Safety Knowledge Lakes Emerge to Deal with SIEM Limitations

Each safety crew craves clear visibility into the endpoints, networks, containers, functions, and different sources of the group. Instruments akin to endpoint detection and response (EDR) and prolonged detection and response (XDR) ship an growing variety of alerts to offer that visibility.

Sadly, the excessive storage and processing charges for conventional safety data and occasion administration (SIEM) instruments usually trigger safety groups to restrict the alerts and logs that they feed into the instrument so as to management prices. This limitation on the alerts additionally limits the visibility for the safety crew and constrains the power of contemporary synthetic intelligence (AI) and machine studying (ML) instruments to study and acknowledge probably malicious conduct.

To handle that limitation, a brand new instrument is rising: Safety knowledge lakes (SDLs), which could present an answer that permits unfiltered visibility for safety groups. Nonetheless, what are the tradeoffs to that strategy?

See the Greatest SIEM Instruments & Software program

What’s SIEM?

Organizations purchase safety data and occasion administration instruments to consolidate, handle, and supply evaluation on safety alerts. These alerts are generated by the sources of an enterprise akin to computer systems, servers, community site visitors, and cloud functions.

SIEM instruments ingest the safety alerts, course of the completely different codecs into a standard framework, and analyze the info. The evaluation makes an attempt to find out a baseline for regular conduct, so malicious and anomalous conduct may be flagged and escalated for assessment. Superior SIEMs additionally use AI or ML to carry out triage and prioritize or rank the logs and alerts for human assessment.

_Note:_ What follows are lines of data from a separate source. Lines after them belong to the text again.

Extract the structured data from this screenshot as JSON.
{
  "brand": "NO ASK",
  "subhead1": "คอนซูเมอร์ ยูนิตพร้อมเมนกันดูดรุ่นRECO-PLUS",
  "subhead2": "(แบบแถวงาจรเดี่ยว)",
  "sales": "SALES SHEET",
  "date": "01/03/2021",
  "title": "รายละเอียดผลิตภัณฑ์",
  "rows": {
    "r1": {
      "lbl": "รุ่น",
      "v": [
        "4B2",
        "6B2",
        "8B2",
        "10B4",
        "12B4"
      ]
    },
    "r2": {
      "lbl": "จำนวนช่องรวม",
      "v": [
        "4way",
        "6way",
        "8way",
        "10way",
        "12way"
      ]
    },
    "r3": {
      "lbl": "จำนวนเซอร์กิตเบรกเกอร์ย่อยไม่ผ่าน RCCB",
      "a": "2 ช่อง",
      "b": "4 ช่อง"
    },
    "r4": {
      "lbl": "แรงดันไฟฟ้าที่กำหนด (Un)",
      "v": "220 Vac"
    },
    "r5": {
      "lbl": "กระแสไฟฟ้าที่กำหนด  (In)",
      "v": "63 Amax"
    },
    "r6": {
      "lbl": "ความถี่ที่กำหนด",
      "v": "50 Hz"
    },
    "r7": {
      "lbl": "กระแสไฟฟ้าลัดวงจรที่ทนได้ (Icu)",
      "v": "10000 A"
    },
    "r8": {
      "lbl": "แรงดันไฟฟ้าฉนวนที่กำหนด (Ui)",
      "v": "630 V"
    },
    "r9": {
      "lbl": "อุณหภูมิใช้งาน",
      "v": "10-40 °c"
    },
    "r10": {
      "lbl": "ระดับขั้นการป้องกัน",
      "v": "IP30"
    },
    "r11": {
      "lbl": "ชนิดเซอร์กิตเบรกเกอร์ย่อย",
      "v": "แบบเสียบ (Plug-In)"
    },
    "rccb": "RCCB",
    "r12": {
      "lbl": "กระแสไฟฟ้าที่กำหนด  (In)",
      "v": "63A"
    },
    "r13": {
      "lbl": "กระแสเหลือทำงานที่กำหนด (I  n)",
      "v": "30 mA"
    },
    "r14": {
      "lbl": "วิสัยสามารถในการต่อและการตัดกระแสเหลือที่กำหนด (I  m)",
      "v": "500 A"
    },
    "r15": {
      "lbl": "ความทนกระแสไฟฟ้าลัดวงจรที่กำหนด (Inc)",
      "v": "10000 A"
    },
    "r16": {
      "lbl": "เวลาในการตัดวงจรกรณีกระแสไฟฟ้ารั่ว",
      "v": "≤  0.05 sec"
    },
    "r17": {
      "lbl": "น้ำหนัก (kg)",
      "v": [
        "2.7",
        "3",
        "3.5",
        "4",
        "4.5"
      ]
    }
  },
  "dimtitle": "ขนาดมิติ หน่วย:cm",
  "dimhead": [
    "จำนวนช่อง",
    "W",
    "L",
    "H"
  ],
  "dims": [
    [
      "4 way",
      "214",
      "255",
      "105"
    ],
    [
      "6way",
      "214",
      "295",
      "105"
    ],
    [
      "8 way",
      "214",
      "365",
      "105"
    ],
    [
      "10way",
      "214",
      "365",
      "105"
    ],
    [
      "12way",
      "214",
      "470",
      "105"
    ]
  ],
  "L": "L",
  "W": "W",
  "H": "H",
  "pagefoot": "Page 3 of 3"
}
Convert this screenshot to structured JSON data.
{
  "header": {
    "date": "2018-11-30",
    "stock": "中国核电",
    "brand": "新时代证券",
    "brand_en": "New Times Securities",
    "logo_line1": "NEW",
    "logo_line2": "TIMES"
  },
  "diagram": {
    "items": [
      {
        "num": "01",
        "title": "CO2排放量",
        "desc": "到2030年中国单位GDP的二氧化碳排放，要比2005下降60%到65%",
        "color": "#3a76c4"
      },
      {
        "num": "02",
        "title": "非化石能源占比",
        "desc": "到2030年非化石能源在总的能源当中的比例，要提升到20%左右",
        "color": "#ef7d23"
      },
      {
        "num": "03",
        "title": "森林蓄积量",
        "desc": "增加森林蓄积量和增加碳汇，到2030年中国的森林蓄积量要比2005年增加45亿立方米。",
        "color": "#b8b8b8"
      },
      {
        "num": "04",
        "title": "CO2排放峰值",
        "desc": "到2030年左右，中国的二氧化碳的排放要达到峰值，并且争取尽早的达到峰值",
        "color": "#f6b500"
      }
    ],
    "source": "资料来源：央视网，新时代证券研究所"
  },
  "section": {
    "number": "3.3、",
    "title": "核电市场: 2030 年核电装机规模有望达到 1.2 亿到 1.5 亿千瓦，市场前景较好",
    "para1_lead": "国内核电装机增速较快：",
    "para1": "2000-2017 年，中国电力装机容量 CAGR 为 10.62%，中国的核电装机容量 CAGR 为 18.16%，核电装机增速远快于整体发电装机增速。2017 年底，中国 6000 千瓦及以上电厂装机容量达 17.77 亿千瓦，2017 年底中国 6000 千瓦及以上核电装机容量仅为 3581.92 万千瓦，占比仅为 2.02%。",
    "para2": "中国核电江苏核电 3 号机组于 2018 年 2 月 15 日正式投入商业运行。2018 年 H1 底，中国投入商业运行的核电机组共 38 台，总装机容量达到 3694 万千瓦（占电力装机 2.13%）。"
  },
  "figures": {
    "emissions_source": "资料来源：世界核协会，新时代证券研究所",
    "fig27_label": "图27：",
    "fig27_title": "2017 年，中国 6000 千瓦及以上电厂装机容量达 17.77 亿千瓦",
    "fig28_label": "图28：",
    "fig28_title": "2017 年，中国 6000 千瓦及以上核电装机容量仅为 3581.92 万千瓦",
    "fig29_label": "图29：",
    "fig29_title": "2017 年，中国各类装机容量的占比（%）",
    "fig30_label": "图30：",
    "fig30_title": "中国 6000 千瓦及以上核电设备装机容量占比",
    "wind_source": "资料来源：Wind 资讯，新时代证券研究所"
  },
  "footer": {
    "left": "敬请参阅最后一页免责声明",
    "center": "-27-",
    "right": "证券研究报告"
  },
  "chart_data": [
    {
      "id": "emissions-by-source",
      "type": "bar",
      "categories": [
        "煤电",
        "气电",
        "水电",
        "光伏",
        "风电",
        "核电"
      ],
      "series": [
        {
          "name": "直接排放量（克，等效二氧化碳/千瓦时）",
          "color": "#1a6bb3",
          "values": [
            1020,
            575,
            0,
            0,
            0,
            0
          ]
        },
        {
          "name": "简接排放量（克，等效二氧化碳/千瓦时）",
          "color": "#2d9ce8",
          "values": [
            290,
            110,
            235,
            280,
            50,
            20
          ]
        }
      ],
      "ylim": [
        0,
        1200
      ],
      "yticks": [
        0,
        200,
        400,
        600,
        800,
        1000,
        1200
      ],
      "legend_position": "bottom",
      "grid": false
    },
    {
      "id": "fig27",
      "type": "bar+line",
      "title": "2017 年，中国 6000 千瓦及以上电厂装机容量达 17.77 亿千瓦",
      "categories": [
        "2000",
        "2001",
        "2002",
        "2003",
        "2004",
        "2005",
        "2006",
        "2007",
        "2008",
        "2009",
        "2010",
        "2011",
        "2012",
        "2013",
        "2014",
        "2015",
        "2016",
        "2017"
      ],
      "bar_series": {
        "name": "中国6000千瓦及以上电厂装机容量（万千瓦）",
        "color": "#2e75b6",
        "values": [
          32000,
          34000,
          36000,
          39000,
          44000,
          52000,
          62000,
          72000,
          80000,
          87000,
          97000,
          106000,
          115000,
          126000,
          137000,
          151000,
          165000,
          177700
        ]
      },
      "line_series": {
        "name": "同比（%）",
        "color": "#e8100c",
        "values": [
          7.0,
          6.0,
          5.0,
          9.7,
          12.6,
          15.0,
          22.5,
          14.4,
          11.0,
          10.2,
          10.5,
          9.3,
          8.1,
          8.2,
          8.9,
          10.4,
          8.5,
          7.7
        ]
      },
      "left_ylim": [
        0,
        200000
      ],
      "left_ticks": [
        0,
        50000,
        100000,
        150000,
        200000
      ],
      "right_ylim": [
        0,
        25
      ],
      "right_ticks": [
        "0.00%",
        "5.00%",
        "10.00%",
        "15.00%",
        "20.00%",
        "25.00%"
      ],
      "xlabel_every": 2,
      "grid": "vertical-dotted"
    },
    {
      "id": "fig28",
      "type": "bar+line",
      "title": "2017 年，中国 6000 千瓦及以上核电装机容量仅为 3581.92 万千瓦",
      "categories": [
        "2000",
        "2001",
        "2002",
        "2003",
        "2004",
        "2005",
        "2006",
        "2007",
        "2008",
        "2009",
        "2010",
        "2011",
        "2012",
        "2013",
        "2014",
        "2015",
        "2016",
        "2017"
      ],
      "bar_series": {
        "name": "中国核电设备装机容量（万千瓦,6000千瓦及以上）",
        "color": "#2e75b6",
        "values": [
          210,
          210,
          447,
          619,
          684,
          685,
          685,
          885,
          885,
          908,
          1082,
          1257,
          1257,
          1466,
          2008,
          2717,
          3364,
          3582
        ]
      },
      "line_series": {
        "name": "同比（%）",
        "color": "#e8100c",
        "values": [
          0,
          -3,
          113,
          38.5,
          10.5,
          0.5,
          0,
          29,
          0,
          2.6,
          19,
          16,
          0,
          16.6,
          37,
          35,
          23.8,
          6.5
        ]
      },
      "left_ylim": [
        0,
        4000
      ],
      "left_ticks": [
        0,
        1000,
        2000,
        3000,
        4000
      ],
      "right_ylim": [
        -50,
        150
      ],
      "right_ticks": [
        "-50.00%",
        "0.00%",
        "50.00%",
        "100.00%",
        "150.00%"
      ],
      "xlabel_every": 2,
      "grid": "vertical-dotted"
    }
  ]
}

What’s a Safety Knowledge Lake?

The standard knowledge lake serves a repository for a corporation and holds unstructured knowledge concerning firm merchandise, monetary knowledge, buyer knowledge, provider knowledge, and advertising and marketing data. Knowledge lakes can simply be expanded to embody the safety knowledge on firm sources and performance as a safety knowledge lake.

Actual worth may be extracted from SDLs that not solely soak up safety logs and alerts but additionally embody associated safety data akin to open-source intelligence data (OSINT), exterior menace intelligence feeds, malware databases, IP popularity databases, operation logs, and even darkish net exercise.

Additionally learn: Safety Concerns for Knowledge Lakes

Safety Knowledge Lakes vs. SIEM: Professionals & Cons

In observe, SIEM and SDLs can overlap in capabilities relying on the instrument and the group. For the aim of this comparability, we’ll deal with broad SIEM and SDL traits for the standard product within the respective class.


SDLs supply potential benefits over SIEM in storage pricing and time scope.

Many SIEM distributors cost by the quantity of knowledge processed and saved of their methods, and this cost may be fairly excessive, particularly when put next with the commodity storage costs of the cloud.

Knowledge lakes retailer knowledge at enormously diminished costs, with costs under $25 monthly for the equal of 3TB of log knowledge. SDLs that share storage with a corporation’s normal knowledge lake technique could profit from extra bulk storage reductions with the info lake supplier.

Within the case of time scope, the standard SIEM will maintain lower than a 12 months of logs and alert knowledge — usually a mere 90 days. Whereas this time scope captures the short-term well being of the group, long term tendencies and patterns can’t be acknowledged. By comparability, safety knowledge lakes can scale simply and retain safety knowledge for years as an alternative of days.

Between the large value financial savings and the a lot bigger time scope, SDLs maintain a definite strategic and monetary benefit over SIEM options.

Knowledge ingestion

In terms of knowledge ingestion, the benefit relies upon upon the implementation or the instruments. Self-service SDLs would require far more work to attain the capabilities of even fundamental SIEM or SDL instruments, so this facet have to be thought of previous to executing an SDL technique.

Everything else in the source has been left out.